Microsoft has unveiled final names and pricing for its next generation of Small Business Servers, which seek to combine on-premises computing with cloud features.
Microsoft is unveiling the final names and pricing for its
new generation of Small Business Servers, which step away from the traditional
small business server model to embrace virtualization and cloud features.
"Since we announced the availability of the beta version of
Windows Small Business Server code-name Aurora and Windows Small Business
Server -7,' both products have been downloaded more than 9,000 times through
both our partner and customer community," Manlio Vecchiet, director for Windows
Server product management and Windows Server marketing, wrote
in a Nov. 2 posting on The Official SBS Blog
. Now the time has come,
evidently, to announce "final names, licensing and estimated availability" for
those products currently in public preview.
Windows Small Business Server 2011 Essentials, formerly
known as Aurora, will retail for an estimated $545. Kevin Kean, general manager
of Windows Home and Small Business Servers, wrote
in an August posting on The Official SBS Blog
that Aurora "represents a
significant departure from our traditional fully on-premises model" via its
combination of traditional and cloud computing.
Windows Small Business Server 2011 Essentials offers
advanced backup and file-restoration features, and can be accessed from common
Web browsers.

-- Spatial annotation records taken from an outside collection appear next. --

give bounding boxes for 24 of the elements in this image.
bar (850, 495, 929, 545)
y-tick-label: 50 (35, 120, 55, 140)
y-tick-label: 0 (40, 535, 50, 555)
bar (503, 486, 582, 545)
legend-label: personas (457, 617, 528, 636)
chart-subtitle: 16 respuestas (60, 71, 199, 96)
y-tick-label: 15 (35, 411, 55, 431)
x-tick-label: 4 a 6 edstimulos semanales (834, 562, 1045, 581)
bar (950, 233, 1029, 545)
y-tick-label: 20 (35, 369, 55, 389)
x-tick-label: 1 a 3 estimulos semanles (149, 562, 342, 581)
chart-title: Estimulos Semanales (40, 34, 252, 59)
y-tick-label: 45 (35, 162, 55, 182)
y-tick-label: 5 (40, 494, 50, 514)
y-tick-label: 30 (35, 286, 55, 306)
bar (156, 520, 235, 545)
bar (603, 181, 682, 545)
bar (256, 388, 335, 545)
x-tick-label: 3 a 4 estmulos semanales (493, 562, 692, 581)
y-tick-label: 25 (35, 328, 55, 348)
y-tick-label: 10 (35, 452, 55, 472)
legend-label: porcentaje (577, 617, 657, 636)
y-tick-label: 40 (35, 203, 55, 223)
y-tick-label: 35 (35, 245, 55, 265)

It also offers fast access to online platforms such as Office 365
and hosted e-mail, and supports up to 25 user accounts. It requires no user CALs
for access, and will release in the first half of 2011.
After that comes Windows Small Business Server 2011
Standard, once stuck with the thoroughly unoriginal moniker Windows Small
Business Server "7," which will retail for an estimated $1,096 with CALs priced
at $72. Microsoft
had previously angled this offering, which supports up to 75 users, as more of
an on-premises solution
, once touting it on a corporate Website as "perfect
for small businesses who already have a server or prefer to use e-mail and
collaboration tools hosted directly on premise."
Microsoft expects to release Windows Small Business Server
2011 Standard through its server licensing channels in December, with further
availability via OEMs and System Builders in February 2011.
The company is also offering Windows Small Business Server 2011
Premium Add-On, an additional server for supporting SQL Server-based LOB
applications and access to Windows Server 2008 R2 technologies. The add-on
includes Windows Server 2008 R2 Standard and SQL Server 2008 R2 for Small
Business, and is meant for role-based deployments such as virtualization
Pricing for the add-on is estimated at $1,604 with CALs at
$92. According to Microsoft, it will "also be available with the release of
Windows SBS 2011 Standard in December."
Despite Microsoft's traditional presence in on-premises
servers, the company's newfound "all in" cloud strategy has dictated it begin
incorporating more and more online functionality into its offerings.
Unsurprisingly, Microsoft executives have positioned this migration as an
opportunity to fatten its own bottom line while appealing to customers' need
for increased scalability and flexibility.
"We are going to lead with the cloud," Microsoft COO Kevin
Turner said during a speech at the company's Financial Analyst Meeting July 29.
"Leading with the cloud actually helps better position Microsoft to sell more
on-premises products than we ever have before. ... Very strategically, it signals
a very clear commitment to our customers and our partners."
Microsoft's competitors in the enterprise-infrastructure
arena include some of the biggest names in tech, such as IBM and Oracle. While
Microsoft claims a growing number of users for its cloud-based
offerings-Windows Azure supposedly has more than 10,000 users, and the company
claims to control some 20 percent of the virtualization market-those
initiatives have yet to contribute significantly to Microsoft's bottom line,
currently dominated by its traditional on-premises offerings.